Soon a bumper broke out with target and panic, Devries said. Some expect to have threw themselves into a nearby building and walked through the water fountain to escape, he said. Others duck and hid.
“People were definitely worried about their lives. I saw in their eyes. I heard it in their voices. People cried. People shouted,” Devries said.
After panic retreated, Erynn Lammi, a 35 -year -old student who heard a shot, saw through the courtyard driven Airpods, phones, keys and garbage. When she returned home, she said, shouting her eyes, and felt Kirka’s wife and children when she reminded her of the loss of her own father when she was 13.
“Helplessness,” Lammi said.
In hours, his death reflected all over the country, and the shooting convicted of the entire political spectrum as an exploration of the escalating threat of political violence in the United States, including the assassination of the democratic state lawmaker Minnesota and her husband in June and the fateful shooting of Israeli Embassy in Washington. President Donald Trump was shot last year in his ear on a campaign in Western Pennsylvania.
“Today the young man was murdered with cold blood and expressed his political views,” said train president George W. Bush. “It happens on the university campus, where the sacred open exchange of contradictory ideas should be.

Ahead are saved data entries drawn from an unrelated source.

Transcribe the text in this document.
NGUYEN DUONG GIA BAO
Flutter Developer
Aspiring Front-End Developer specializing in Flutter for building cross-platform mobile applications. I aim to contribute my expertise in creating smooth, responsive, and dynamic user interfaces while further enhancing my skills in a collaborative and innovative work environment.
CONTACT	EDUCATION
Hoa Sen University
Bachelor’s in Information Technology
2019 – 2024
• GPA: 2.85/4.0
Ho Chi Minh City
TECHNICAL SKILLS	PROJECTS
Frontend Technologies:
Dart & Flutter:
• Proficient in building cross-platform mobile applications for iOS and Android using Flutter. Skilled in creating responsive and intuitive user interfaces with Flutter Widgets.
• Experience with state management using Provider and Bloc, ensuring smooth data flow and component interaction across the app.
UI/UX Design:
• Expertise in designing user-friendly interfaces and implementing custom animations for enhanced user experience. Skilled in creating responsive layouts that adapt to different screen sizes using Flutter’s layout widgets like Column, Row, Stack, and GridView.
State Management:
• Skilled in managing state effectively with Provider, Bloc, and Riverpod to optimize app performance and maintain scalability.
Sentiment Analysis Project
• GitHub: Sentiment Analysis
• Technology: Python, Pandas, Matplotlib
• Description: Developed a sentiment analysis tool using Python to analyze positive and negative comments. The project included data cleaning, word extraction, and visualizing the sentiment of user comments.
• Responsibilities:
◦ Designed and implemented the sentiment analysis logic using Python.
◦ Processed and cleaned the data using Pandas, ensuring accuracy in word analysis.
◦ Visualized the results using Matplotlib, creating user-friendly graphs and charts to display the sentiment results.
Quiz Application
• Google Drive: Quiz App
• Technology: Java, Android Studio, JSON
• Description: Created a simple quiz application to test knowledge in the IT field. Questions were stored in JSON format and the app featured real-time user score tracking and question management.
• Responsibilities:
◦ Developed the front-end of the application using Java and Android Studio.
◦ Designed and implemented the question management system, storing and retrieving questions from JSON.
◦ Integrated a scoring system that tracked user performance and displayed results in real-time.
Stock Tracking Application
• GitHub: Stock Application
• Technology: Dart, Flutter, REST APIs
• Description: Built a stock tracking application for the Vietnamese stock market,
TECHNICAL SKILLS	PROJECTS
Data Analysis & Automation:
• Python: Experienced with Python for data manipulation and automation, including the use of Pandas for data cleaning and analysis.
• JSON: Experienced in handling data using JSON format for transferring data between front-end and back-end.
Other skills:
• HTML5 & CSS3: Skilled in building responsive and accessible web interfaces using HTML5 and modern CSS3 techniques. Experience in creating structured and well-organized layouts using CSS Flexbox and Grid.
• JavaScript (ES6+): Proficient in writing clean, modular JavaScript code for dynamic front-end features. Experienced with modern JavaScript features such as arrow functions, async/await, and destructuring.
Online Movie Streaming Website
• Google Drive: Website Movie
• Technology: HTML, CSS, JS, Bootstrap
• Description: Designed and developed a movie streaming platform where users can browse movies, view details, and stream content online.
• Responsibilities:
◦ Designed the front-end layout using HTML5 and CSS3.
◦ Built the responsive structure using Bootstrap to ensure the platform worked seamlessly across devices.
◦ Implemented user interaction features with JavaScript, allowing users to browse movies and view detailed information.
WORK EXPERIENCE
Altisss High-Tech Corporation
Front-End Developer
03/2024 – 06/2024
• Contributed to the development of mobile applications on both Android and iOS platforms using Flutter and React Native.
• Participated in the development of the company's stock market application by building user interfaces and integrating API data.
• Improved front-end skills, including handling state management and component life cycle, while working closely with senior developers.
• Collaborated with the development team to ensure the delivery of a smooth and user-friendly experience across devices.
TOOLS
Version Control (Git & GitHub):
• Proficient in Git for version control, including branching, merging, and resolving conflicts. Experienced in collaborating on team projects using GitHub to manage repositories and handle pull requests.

President of democratic training Joe Biden has published his condolence to X. “There is no place for this kind of violence in our country. It must end,” he wrote. “Jill and I pray for the family and close to Charlie Kirk.”
Late Wednesday evening remained shooter at freedom. Police helicopters still occasionally treated over the orm and the roadblocks caused overload in the streets surrounding the campus. Armed officers walked in small groups.
Just outside the campus, the man stood, we have a holding company on the street that read “RIP Charlie”. In his honor, a show of trucks rode through urban American flags.
Several dozens of people gathered on the nearby vigil and held electric candles in Lightono light. When he looked at the quiet, chaotic afternoon behind them, the speakers read the biblical verses.